II. Weight of the Evidence
¶21. Duke next challenges the weight of the evidence. His argument mirrors his attack on the sufficiency of the evidence--contradictions in witness testimony.
¶22. When considering challenges to the weight of the evidence, " we view the evidence in the light most favorable to the verdict[.]" Grossley, 127 So.3d at 1149 (¶ 19) (citing Bush, 895 So.2d at 844 (¶ 18)). To disturb a verdict on this ground, we would have to find it was contrary to the overwhelming weight of the evidence and an unconscionable injustice. Id. Our review requires we accept all evidence consistent with the defendant's guilt as true " together with any reasonable inferences that may be drawn from the evidence." Crook, 105 So.3d at 364 (¶ 33) (quoting Young v. State, 891 So.2d 813, 821 (¶ 21) (Miss. 2005)). " Any factual disputes are properly resolved by the jury and do not mandate a new trial." Id. (quoting Moore v. State, 859 So.2d 379, 385 (¶ 26) (Miss. 2003)).

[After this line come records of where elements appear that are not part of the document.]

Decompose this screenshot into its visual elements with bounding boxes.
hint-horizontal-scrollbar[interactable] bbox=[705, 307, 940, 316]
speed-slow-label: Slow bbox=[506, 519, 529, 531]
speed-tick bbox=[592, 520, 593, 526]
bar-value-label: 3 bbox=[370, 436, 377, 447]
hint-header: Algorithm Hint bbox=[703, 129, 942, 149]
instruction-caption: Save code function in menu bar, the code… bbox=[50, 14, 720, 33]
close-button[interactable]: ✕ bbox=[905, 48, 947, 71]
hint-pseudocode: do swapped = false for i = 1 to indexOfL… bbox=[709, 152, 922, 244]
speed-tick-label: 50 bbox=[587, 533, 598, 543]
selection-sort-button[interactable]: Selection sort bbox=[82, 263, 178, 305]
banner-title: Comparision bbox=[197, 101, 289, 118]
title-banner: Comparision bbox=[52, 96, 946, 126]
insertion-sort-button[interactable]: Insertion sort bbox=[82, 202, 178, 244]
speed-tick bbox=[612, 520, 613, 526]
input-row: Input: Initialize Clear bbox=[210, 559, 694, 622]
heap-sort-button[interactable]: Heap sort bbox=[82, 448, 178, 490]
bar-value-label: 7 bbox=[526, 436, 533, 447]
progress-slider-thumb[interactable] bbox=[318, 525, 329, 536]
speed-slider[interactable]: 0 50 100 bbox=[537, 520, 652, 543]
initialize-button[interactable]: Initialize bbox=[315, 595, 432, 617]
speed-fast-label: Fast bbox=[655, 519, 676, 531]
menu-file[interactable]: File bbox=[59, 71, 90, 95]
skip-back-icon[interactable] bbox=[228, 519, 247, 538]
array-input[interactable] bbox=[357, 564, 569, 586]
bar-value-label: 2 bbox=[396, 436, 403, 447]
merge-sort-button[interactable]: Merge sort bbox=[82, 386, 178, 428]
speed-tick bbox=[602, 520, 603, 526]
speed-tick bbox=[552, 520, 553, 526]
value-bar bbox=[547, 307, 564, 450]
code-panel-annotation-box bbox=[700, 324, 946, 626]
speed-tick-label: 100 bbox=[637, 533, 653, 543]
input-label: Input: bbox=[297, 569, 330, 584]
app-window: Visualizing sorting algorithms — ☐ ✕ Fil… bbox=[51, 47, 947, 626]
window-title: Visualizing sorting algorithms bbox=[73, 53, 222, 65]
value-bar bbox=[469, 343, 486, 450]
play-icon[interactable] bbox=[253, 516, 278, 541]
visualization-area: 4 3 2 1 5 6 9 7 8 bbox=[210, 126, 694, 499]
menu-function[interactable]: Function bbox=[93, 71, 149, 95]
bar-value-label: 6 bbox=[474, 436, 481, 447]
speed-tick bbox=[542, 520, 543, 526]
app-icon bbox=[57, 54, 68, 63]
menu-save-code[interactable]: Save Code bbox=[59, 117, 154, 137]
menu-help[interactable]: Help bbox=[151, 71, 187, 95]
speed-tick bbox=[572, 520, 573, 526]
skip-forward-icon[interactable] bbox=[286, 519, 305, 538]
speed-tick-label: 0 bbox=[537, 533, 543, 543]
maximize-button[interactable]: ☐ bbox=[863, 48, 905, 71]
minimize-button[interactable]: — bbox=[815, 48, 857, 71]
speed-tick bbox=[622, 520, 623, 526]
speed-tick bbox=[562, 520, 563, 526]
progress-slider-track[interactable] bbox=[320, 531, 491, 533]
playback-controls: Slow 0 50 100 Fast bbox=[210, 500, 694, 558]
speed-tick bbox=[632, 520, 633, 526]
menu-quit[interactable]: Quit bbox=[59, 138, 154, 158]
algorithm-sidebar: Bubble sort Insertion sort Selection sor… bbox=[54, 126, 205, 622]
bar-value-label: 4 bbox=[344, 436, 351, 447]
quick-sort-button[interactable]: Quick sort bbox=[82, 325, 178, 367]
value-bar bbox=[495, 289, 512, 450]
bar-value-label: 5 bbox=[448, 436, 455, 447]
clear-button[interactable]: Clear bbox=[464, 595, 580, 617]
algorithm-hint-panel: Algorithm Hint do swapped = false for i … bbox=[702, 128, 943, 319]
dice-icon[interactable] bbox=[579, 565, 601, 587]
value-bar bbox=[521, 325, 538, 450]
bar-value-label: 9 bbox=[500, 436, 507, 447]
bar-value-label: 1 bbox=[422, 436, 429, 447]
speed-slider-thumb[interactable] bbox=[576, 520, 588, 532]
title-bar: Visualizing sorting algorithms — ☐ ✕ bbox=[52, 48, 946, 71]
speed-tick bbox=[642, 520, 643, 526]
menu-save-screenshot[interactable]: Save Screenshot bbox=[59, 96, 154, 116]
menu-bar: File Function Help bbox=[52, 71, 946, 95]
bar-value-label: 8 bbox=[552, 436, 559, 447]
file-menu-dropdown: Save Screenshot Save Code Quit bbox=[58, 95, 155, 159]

¶23. Again, we agree there were some inconsistencies in witness testimony, but these conflicts are simply not enough to warrant a new trial. Grossley, 127 So.3d at 1149 (¶ 20). Since the weight of the evidence is challenged, we must view the evidence in the light most favorable to the verdict. And considering Duke's admission that he was driving around " enraged" before going to the park to confront and fight Taper, and Taper's testimony that he did not provoke the shooting, we cannot say the weight of the evidence heavily preponderates against the verdict. The conflicting evidence Duke mentions was for the jury to decide as it saw fit, and the jurors decided the conflicts against Duke. Because the inferences the jury made were not unreasonable, and the verdict is not unconscionable, we affirm the conviction and sentence.
¶24. THE JUDGMENT OF THE QUITMAN COUNTY CIRCUIT COURT OF CONVICTION OF AGGRAVATED ASSAULT AND SENTENCE OF FIFTEEN YEARS, WITH FIVE YEARS SUSPENDED AND TEN YEARS TO SERVE IN THE CUSTODY OF THE MISSISSIPPI DEPARTMENT OF CORRECTIONS, IS AFFIRMED. ALL COSTS OF THIS APPEAL ARE ASSESSED TO QUITMAN COUNTY.
LEE, C.J., IRVING AND GRIFFIS, P.JJ., BARNES, ISHEE, ROBERTS, CARLTON, FAIR AND JAMES, JJ., CONCUR.